Thankfully, there are exceptions. As we approach Holocaust Memorial Day tomorrow, I’ve been paying tribute to British diplomats who voiced outrage over the persecution of Jews in Nazi Germany — and acted on their words. After the Kristallnacht pogrom cast Jews onto the streets in November 1938, our Charge d’Affaires in Berlin, Sir George Ogilvie-Forbes, sent the following telegram to London.

“I can find no words strong enough in condemnation of the disgusting treatment of so many innocent people,” he wrote. “The civilised world is faced with the appalling sight of 500,000 people about to rot away in starvation.”

Ogilvie-Forbes let his embassy passport officer bend the rules and issue travel documents to thousands of Jews, allowing them to escape Germany. Margaret Reid was one official who processed the permits.

Earlier, our Consul-General in Munich, John Carvell, secured the freedom of 300 Jews from Dachau in 1937. His counterpart in Lithuania, Sir Thomas Preston, helped hundreds of Jews escape to Sweden in 1940. This week, their descendants came to the Foreign Office to receive Hero of the Holocaust Medals, granting their forebears posthumous recognition.

The diplomat in Berlin who handed out thousands of travel documents was MI6 station chief Frank Foley (his duties as passport officer were his cover). Today, he is commemorated at Yad Vashem in Jerusalem as one of the Righteous Among Nations.

In truth, too few people in that era strained every nerve and sinew to help the Jews. It was left to individual diplomats of great moral courage to do what was possible, sometimes in breach of the rules.

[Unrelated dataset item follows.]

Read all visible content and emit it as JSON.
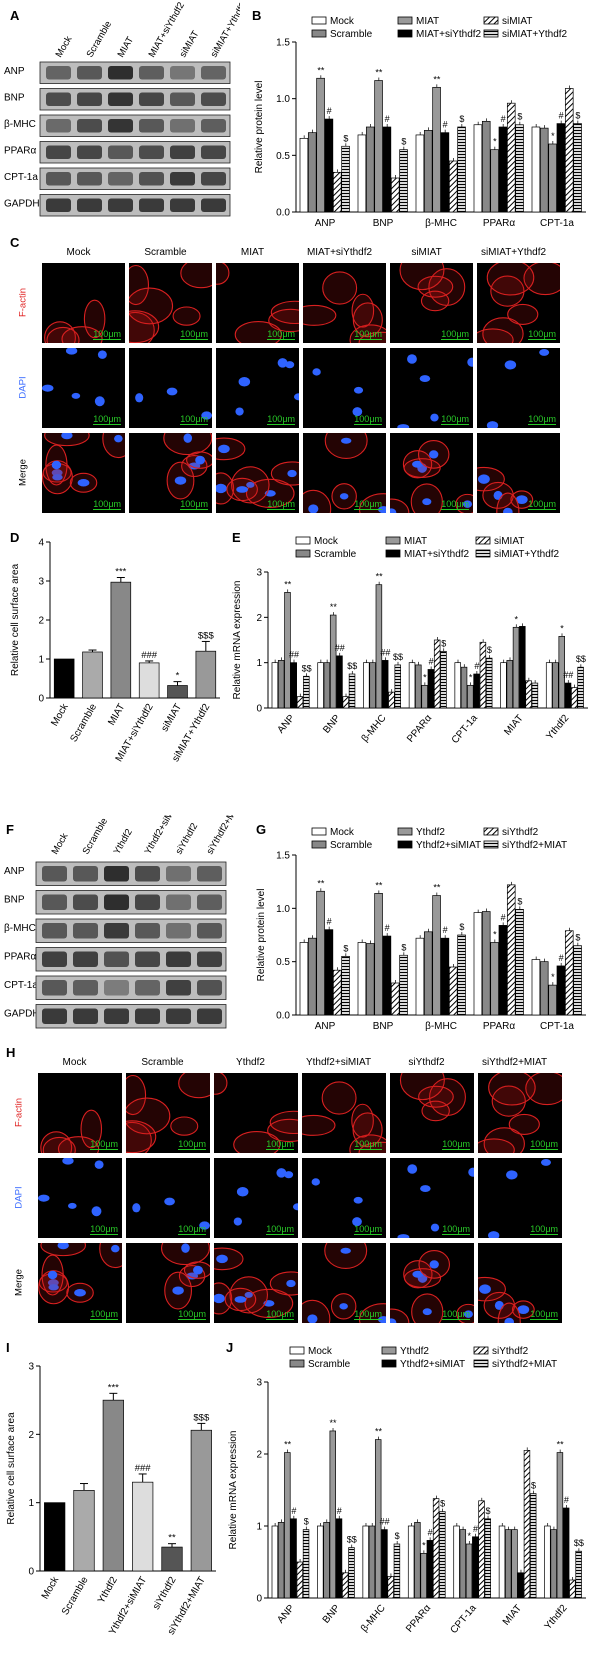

As Holocaust Memorial Day approaches, we would be committing a grave error if we dared overlook its message. The bigotry and hatred that paved the way for the Holocaust has never wholly disappeared. You can find it today on the internet and sometimes in our public discourse.

Recent genocides have not always encountered a determined response. A United Nations inquiry found in 2016 that the persecution of the Yazidi minority in northern Iraq by Daesh (otherwise known as IS) amounted to the “crime of genocide”. Yet some in this country resolutely opposed our military action against Daesh.

Even today, the truth about the Holocaust is sometimes denied. Comparisons are drawn between Zionism and Nazism, including by people who should know better. Hence the importance of the commemoration this weekend; the tragedy is that it remains necessary.